Child undergoes surgery after sustaining dog bites
Jul. 19, 2013 @ 06:09 AM

A 6-year-old girl sustained scratches and puncture wounds to her back and left arm after being bitten by a neighbor’s bulldog/pitbull mix at 160 North Main Street in Henrietta on Tuesday afternoon.

The owner of the dog also received bites to her left wrist and right calf area while she attempted to protect the child.

Because the child is underage, law enforcement is not releasing her name at this time, nor did law enforcement identify the dog owner for unknown reasons.

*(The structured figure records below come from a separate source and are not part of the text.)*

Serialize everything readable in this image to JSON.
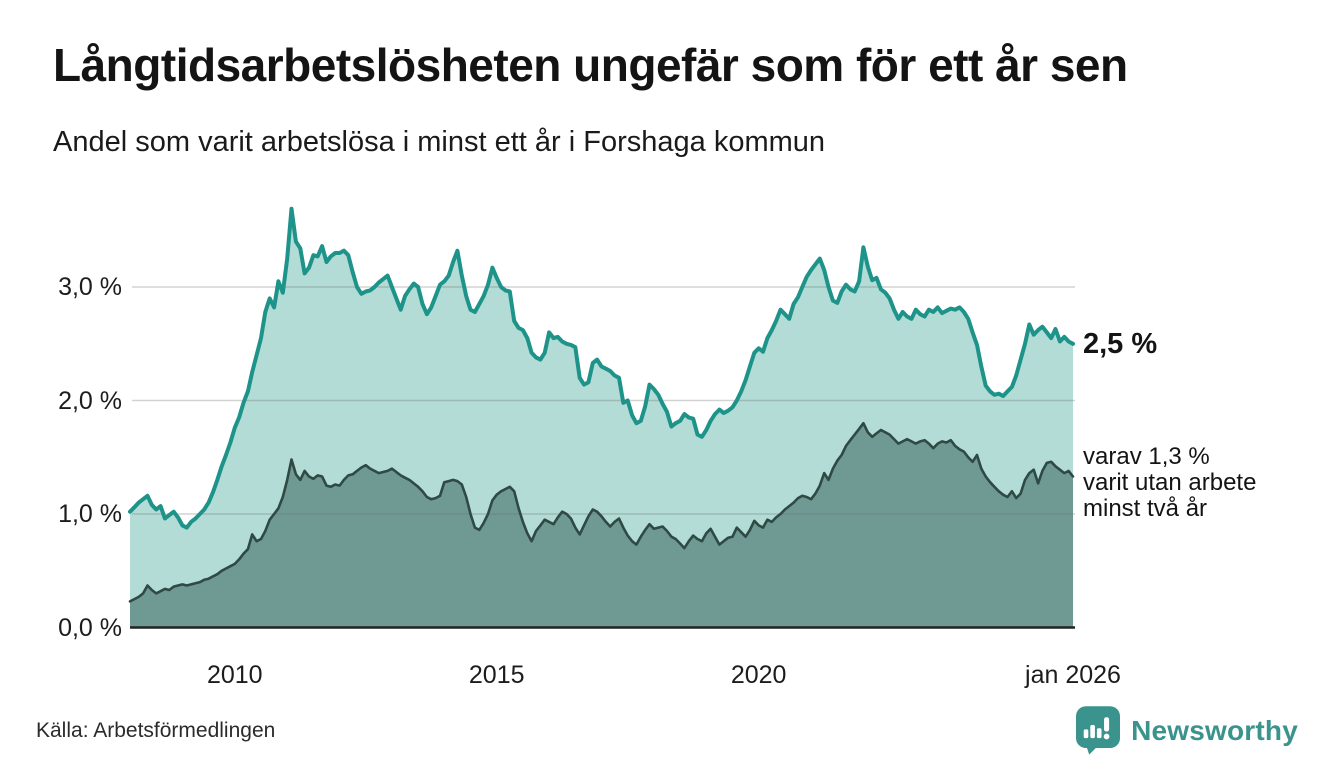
{
  "header": {
    "title": "Långtidsarbetslösheten ungefär som för ett år sen",
    "subtitle": "Andel som varit arbetslösa i minst ett år i Forshaga kommun"
  },
  "annotations": {
    "latest_total": "2,5 %",
    "latest_two_year": "varav 1,3 %\nvarit utan arbete\nminst två år"
  },
  "footer": {
    "source": "Källa: Arbetsförmedlingen",
    "logo_text": "Newsworthy"
  },
  "colors": {
    "total_line": "#1d9389",
    "total_fill": "#b2dcd5",
    "two_year_line": "#2f4a45",
    "two_year_fill": "#6f9a93",
    "gridline": "rgba(110,110,110,0.30)",
    "baseline": "#222222",
    "logo_teal": "#3a938c",
    "text": "#141414"
  },
  "chart_data": {
    "type": "area",
    "title": "Långtidsarbetslösheten ungefär som för ett år sen",
    "subtitle": "Andel som varit arbetslösa i minst ett år i Forshaga kommun",
    "x_domain": [
      2008,
      2026
    ],
    "y_domain": [
      0,
      3.8
    ],
    "grid": true,
    "y_ticks": [
      {
        "value": 0,
        "label": "0,0 %"
      },
      {
        "value": 1,
        "label": "1,0 %"
      },
      {
        "value": 2,
        "label": "2,0 %"
      },
      {
        "value": 3,
        "label": "3,0 %"
      }
    ],
    "x_ticks": [
      {
        "value": 2010,
        "label": "2010"
      },
      {
        "value": 2015,
        "label": "2015"
      },
      {
        "value": 2020,
        "label": "2020"
      },
      {
        "value": 2026,
        "label": "jan 2026"
      }
    ],
    "unit": "%",
    "series": [
      {
        "name": "Arbetslösa minst ett år",
        "latest_label": "2,5 %",
        "line_color": "#1d9389",
        "fill_color": "#b2dcd5",
        "line_width": 4,
        "start_year": 2008.0,
        "step_months": 1,
        "values": [
          1.02,
          1.06,
          1.1,
          1.13,
          1.16,
          1.08,
          1.04,
          1.07,
          0.96,
          0.99,
          1.02,
          0.97,
          0.9,
          0.88,
          0.93,
          0.96,
          1.0,
          1.04,
          1.1,
          1.19,
          1.3,
          1.42,
          1.52,
          1.63,
          1.76,
          1.85,
          1.98,
          2.08,
          2.25,
          2.4,
          2.55,
          2.78,
          2.9,
          2.82,
          3.05,
          2.95,
          3.25,
          3.69,
          3.4,
          3.34,
          3.12,
          3.17,
          3.28,
          3.27,
          3.36,
          3.22,
          3.27,
          3.3,
          3.3,
          3.32,
          3.28,
          3.13,
          3.0,
          2.94,
          2.96,
          2.97,
          3.0,
          3.04,
          3.07,
          3.1,
          3.0,
          2.9,
          2.8,
          2.92,
          2.98,
          3.03,
          3.0,
          2.85,
          2.76,
          2.82,
          2.92,
          3.02,
          3.05,
          3.1,
          3.22,
          3.32,
          3.1,
          2.92,
          2.8,
          2.78,
          2.85,
          2.92,
          3.02,
          3.17,
          3.08,
          3.0,
          2.97,
          2.96,
          2.7,
          2.64,
          2.62,
          2.55,
          2.42,
          2.38,
          2.36,
          2.42,
          2.6,
          2.55,
          2.56,
          2.52,
          2.5,
          2.49,
          2.47,
          2.2,
          2.14,
          2.16,
          2.33,
          2.36,
          2.3,
          2.28,
          2.26,
          2.22,
          2.2,
          1.98,
          2.0,
          1.87,
          1.8,
          1.82,
          1.95,
          2.14,
          2.1,
          2.05,
          1.97,
          1.9,
          1.77,
          1.8,
          1.82,
          1.88,
          1.85,
          1.84,
          1.7,
          1.68,
          1.74,
          1.82,
          1.88,
          1.92,
          1.89,
          1.91,
          1.94,
          2.0,
          2.08,
          2.18,
          2.3,
          2.42,
          2.46,
          2.43,
          2.55,
          2.62,
          2.7,
          2.8,
          2.76,
          2.72,
          2.85,
          2.91,
          3.0,
          3.09,
          3.15,
          3.2,
          3.25,
          3.15,
          3.0,
          2.88,
          2.86,
          2.96,
          3.02,
          2.98,
          2.96,
          3.05,
          3.35,
          3.18,
          3.06,
          3.08,
          2.98,
          2.95,
          2.9,
          2.8,
          2.72,
          2.78,
          2.74,
          2.72,
          2.8,
          2.76,
          2.74,
          2.8,
          2.78,
          2.82,
          2.77,
          2.79,
          2.81,
          2.8,
          2.82,
          2.78,
          2.72,
          2.6,
          2.49,
          2.3,
          2.13,
          2.08,
          2.05,
          2.06,
          2.04,
          2.08,
          2.12,
          2.22,
          2.36,
          2.5,
          2.67,
          2.58,
          2.62,
          2.65,
          2.6,
          2.55,
          2.63,
          2.52,
          2.56,
          2.52,
          2.5
        ]
      },
      {
        "name": "varav utan arbete minst två år",
        "latest_label": "varav 1,3 %",
        "line_color": "#2f4a45",
        "fill_color": "#6f9a93",
        "line_width": 2.6,
        "start_year": 2008.0,
        "step_months": 1,
        "values": [
          0.23,
          0.25,
          0.27,
          0.3,
          0.37,
          0.33,
          0.3,
          0.32,
          0.34,
          0.33,
          0.36,
          0.37,
          0.38,
          0.37,
          0.38,
          0.39,
          0.4,
          0.42,
          0.43,
          0.45,
          0.47,
          0.5,
          0.52,
          0.54,
          0.56,
          0.6,
          0.65,
          0.69,
          0.82,
          0.76,
          0.78,
          0.85,
          0.95,
          1.0,
          1.05,
          1.15,
          1.3,
          1.48,
          1.35,
          1.3,
          1.38,
          1.33,
          1.31,
          1.34,
          1.33,
          1.25,
          1.24,
          1.26,
          1.25,
          1.3,
          1.34,
          1.35,
          1.38,
          1.41,
          1.43,
          1.4,
          1.38,
          1.36,
          1.37,
          1.38,
          1.4,
          1.37,
          1.34,
          1.32,
          1.3,
          1.27,
          1.24,
          1.2,
          1.15,
          1.13,
          1.14,
          1.16,
          1.28,
          1.29,
          1.3,
          1.29,
          1.26,
          1.15,
          1.0,
          0.88,
          0.86,
          0.92,
          1.0,
          1.12,
          1.17,
          1.2,
          1.22,
          1.24,
          1.2,
          1.05,
          0.93,
          0.83,
          0.76,
          0.85,
          0.9,
          0.95,
          0.93,
          0.91,
          0.97,
          1.02,
          1.0,
          0.96,
          0.88,
          0.82,
          0.9,
          0.98,
          1.04,
          1.02,
          0.98,
          0.93,
          0.89,
          0.93,
          0.96,
          0.88,
          0.81,
          0.76,
          0.73,
          0.8,
          0.86,
          0.91,
          0.87,
          0.88,
          0.89,
          0.85,
          0.8,
          0.78,
          0.74,
          0.7,
          0.76,
          0.81,
          0.78,
          0.76,
          0.83,
          0.87,
          0.8,
          0.73,
          0.76,
          0.79,
          0.8,
          0.88,
          0.84,
          0.8,
          0.86,
          0.94,
          0.9,
          0.88,
          0.95,
          0.93,
          0.97,
          1.0,
          1.04,
          1.07,
          1.1,
          1.14,
          1.16,
          1.15,
          1.13,
          1.18,
          1.25,
          1.36,
          1.3,
          1.4,
          1.47,
          1.52,
          1.6,
          1.65,
          1.7,
          1.75,
          1.8,
          1.72,
          1.68,
          1.71,
          1.74,
          1.72,
          1.7,
          1.66,
          1.62,
          1.64,
          1.66,
          1.64,
          1.62,
          1.64,
          1.65,
          1.62,
          1.58,
          1.62,
          1.64,
          1.63,
          1.65,
          1.6,
          1.57,
          1.55,
          1.5,
          1.46,
          1.52,
          1.4,
          1.33,
          1.28,
          1.24,
          1.2,
          1.17,
          1.15,
          1.2,
          1.14,
          1.18,
          1.3,
          1.36,
          1.39,
          1.27,
          1.38,
          1.45,
          1.46,
          1.42,
          1.39,
          1.36,
          1.38,
          1.33
        ]
      }
    ]
  }
}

According to Lt. Leon Godlock, director of the Rutherford County Sheriff’s Office Animal Control Division, Rutherford County EMS was dispatched to the location of the incident but the child’s family decided to take her by private vehicle to Rutherford Regional Medical Center.

Shortly after arriving at the hospital, the child was transferred to Memorial Mission Hospital in Asheville where she underwent her first surgery on Tuesday and additional surgery on Thursday afternoon.

Law enforcement seized the canine on the day of the incident and transported it to the Rutherford County Animal Shelter.

On Thursday afternoon, the owner surrendered the dog to the animal shelter.

“We will keep the dog for 10 days, beginning on July 16, the day of the incident, and the dog will be kept in quarantine because it was not current on its rabies shot,” Godlock said. “After the 10-day quarantine period the dog will be humanely euthanized.”

Had the owner not released the dog to the shelter, Godlock would have declared the dog “dangerous.”

“When an animal of that sort bites somebody and causes severe deformity or necessary surgery, then the state law and county ordinance gives me the right as the director of the animal shelter to declare the dog dangerous,” Godlock said, referencing G.S. 67-4.1. “And if the people had decided to keep the dog, then they would be under very strict restrictions via the county ordinance and state law.”

According to Godlock, there were no previous reports of bites, attacks or incidents involving the quarantined canine.

“But this one time is a bad first time,” he said.